Archer stopped struggling in Rosalva’s arms. She let him go and he snuffled around on the ground.

“You willing to be responsible for them? Keep them out of trouble?” Charlie asked in a voice that only shook a little.

“Yes,” said Rose’s shadow.

Charlie turned to Red. “I think we should let him go. I think we should let all of them go.”

He raised his eyebrows, not misunderstanding her suggestion as kindness. “Are you sure?”

She thought about the horror of the apartment three floors up. About the Hatfield Massacre and the house where Red almost died. Thought of shadows being taken from places like that, ripped from the person they belonged with, perhaps even forced to drink that person’s blood. “I’m sure.”

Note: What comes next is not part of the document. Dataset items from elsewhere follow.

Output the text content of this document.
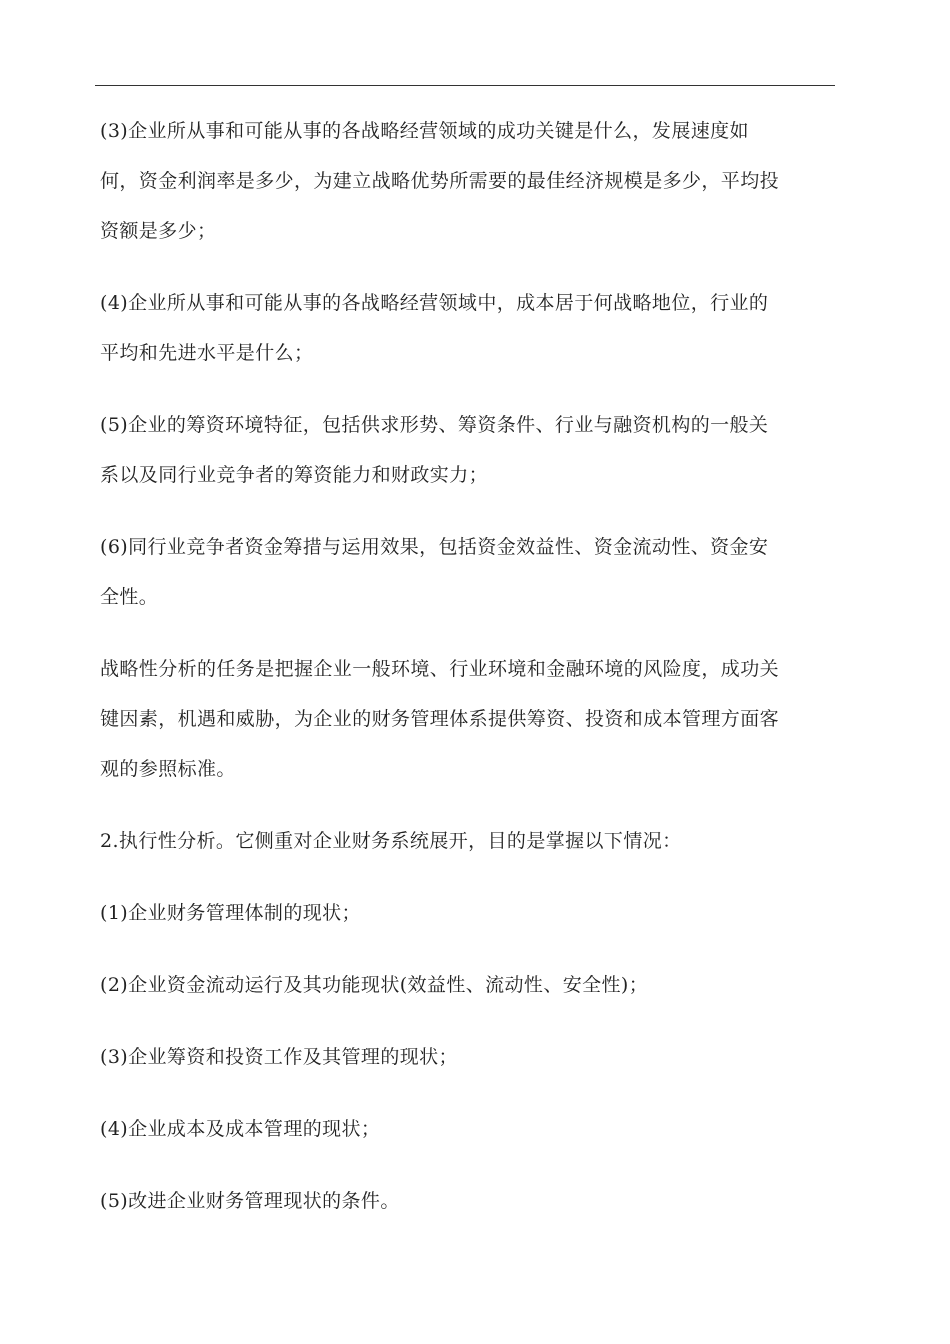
(3)企业所从事和可能从事的各战略经营领域的成功关键是什么，发展速度如
何，资金利润率是多少，为建立战略优势所需要的最佳经济规模是多少，平均投
资额是多少；

(4)企业所从事和可能从事的各战略经营领域中，成本居于何战略地位，行业的
平均和先进水平是什么；

(5)企业的筹资环境特征，包括供求形势、筹资条件、行业与融资机构的一般关
系以及同行业竞争者的筹资能力和财政实力；

(6)同行业竞争者资金筹措与运用效果，包括资金效益性、资金流动性、资金安
全性。

战略性分析的任务是把握企业一般环境、行业环境和金融环境的风险度，成功关
键因素，机遇和威胁，为企业的财务管理体系提供筹资、投资和成本管理方面客
观的参照标准。

2.执行性分析。它侧重对企业财务系统展开，目的是掌握以下情况：

(1)企业财务管理体制的现状；

(2)企业资金流动运行及其功能现状(效益性、流动性、安全性)；

(3)企业筹资和投资工作及其管理的现状；

(4)企业成本及成本管理的现状；

(5)改进企业财务管理现状的条件。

Mark wore a smug expression, even as Red’s arm was still against his throat.

She fished her phone out of Mark’s pocket, hating the feel of his greasy jeans and the proximity of his skin. Then she leaned down and one by one, burned through each of the tethers, turning all his shadows into Blights.

“If you remain the Hierophant,” Red reminded her, “you’ll be the one to hunt them.”

“Maybe,” Charlie said. “But not today.”

“As you wish.” Red released his hold on Mark, letting him drop to the ground.

Mark dusted himself off as he pushed up, a sneer on his gaunt face. “Couldn’t do it, could you? And you, Blight? Rose told me about you. Told me how much power you have. Why bind yourself to her? She’s nothing .”

Red put his coat over Charlie’s shoulders. “And yet, somehow you were still tricked.”

“You think this is over?” Mark sneered.

A moment later, he seemed to notice the number of shadows fluttering around him. Shadows he’d stolen. Shadows he’d bound. Crowding in, with a sound like the wings of dozens of crows.

He took a step back.

“Oh, it’s over,” Charlie whispered as Red led her toward the van, its engine running, her sister behind the wheel.

Behind them, Mark began to scream.

And no matter what more Charlie heard, she didn’t look back.